Altra domanda: credete che dovrei usare shared_ptr invece che passarmi il puntatore? Che benefici avrei nel farlo?

P.S. Non ho capito perchè abbia funzionato durante varie prove, ma il problema è legato al fatto che nella classe ci sia vector<Token>* anzichè vector<Token>. A dire la verità mi scoccia parecchia il fatto che anche se ho ricompilato e provato più volte il problema sia sorto in ritardo e ancora di più avere nella classe lexer un vector<Token>. C'è una alternativa più "elegante"?

Ultima modifica effettuata da TheDarkJuster 21/08/14 21:01

aaa

22/08/14 22:48

pierotofy

Mm, l'unica cosa che e' certamente sbagliata e' il modo in cui popoli il vector Tokens.

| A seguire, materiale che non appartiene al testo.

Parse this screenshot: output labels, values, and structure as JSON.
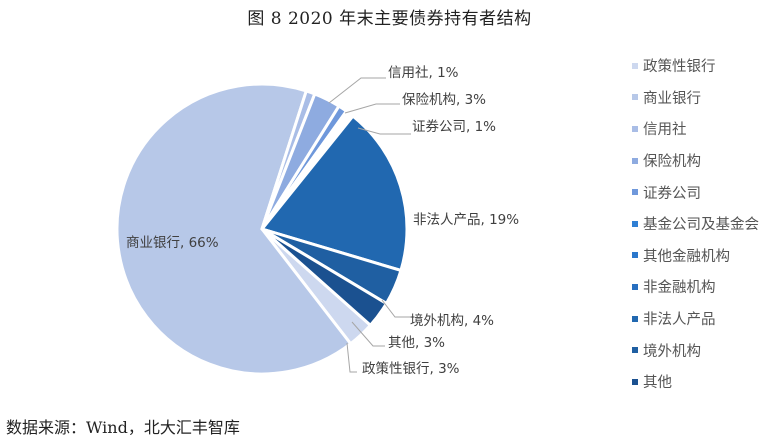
{
  "title": "图 8   2020 年末主要债券持有者结构",
  "source": "数据来源：Wind，北大汇丰智库",
  "chart_data": {
    "type": "pie",
    "title": "2020 年末主要债券持有者结构",
    "start_angle_deg": 131.6,
    "direction": "clockwise",
    "legend_position": "right",
    "slices": [
      {
        "name": "政策性银行",
        "value": 3,
        "color": "#cdd8ef",
        "label": "政策性银行, 3%"
      },
      {
        "name": "商业银行",
        "value": 66,
        "color": "#b7c8e8",
        "label": "商业银行, 66%"
      },
      {
        "name": "信用社",
        "value": 1,
        "color": "#a9bde6",
        "label": "信用社, 1%"
      },
      {
        "name": "保险机构",
        "value": 3,
        "color": "#8eabe0",
        "label": "保险机构, 3%"
      },
      {
        "name": "证券公司",
        "value": 1,
        "color": "#6f98db",
        "label": "证券公司, 1%"
      },
      {
        "name": "基金公司及基金会",
        "value": 0.3,
        "color": "#2f7fd4",
        "label": ""
      },
      {
        "name": "其他金融机构",
        "value": 0.3,
        "color": "#2a77cc",
        "label": ""
      },
      {
        "name": "非金融机构",
        "value": 0.3,
        "color": "#276fc0",
        "label": ""
      },
      {
        "name": "非法人产品",
        "value": 19,
        "color": "#2168b0",
        "label": "非法人产品, 19%"
      },
      {
        "name": "境外机构",
        "value": 4,
        "color": "#1f5fa2",
        "label": "境外机构, 4%"
      },
      {
        "name": "其他",
        "value": 3,
        "color": "#1b5190",
        "label": "其他, 3%"
      }
    ]
  },
  "legend": [
    {
      "label": "政策性银行",
      "color": "#cdd8ef"
    },
    {
      "label": "商业银行",
      "color": "#b7c8e8"
    },
    {
      "label": "信用社",
      "color": "#a9bde6"
    },
    {
      "label": "保险机构",
      "color": "#8eabe0"
    },
    {
      "label": "证券公司",
      "color": "#6f98db"
    },
    {
      "label": "基金公司及基金会",
      "color": "#2f7fd4"
    },
    {
      "label": "其他金融机构",
      "color": "#2a77cc"
    },
    {
      "label": "非金融机构",
      "color": "#276fc0"
    },
    {
      "label": "非法人产品",
      "color": "#2168b0"
    },
    {
      "label": "境外机构",
      "color": "#1f5fa2"
    },
    {
      "label": "其他",
      "color": "#1b5190"
    }
  ],
  "labels": {
    "xinyongshe": "信用社, 1%",
    "baoxian": "保险机构, 3%",
    "zhengquan": "证券公司, 1%",
    "feifaren": "非法人产品, 19%",
    "jingwai": "境外机构, 4%",
    "qita": "其他, 3%",
    "zhengce": "政策性银行, 3%",
    "shangye": "商业银行, 66%"
  }
}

Una variabile inizializzata così:

{ // blocco
   Tipo a;
   // ...
} // fine blocco

Verrà deinizializzata all'uscita del suo scope.

#include <iostream>
#include <vector>

using namespace std;

class Test{
public:
    int n;
    Test(int n) : n(n){ cout << "Creato " << n << endl; }
    ~Test() { cout << "Distrutto " << n << endl; } 
};

int main(){
    vector<Test> *p = new vector<Test>();

    {
      Test a(1);
      Test b(2);
      p->push_back(a);
      p->push_back(b);
    }
    
    cout << "Fine" << endl;
}

Ultima modifica effettuata da pierotofy 22/08/14 22:48

Il mio blog: piero.dev

23/08/14 10:09

TheDarkJuster

Giusto, non ci avevo pensato...
A questo punto mi conviene creare nuovi token e memorizzare nel vettore il puntatore

aaa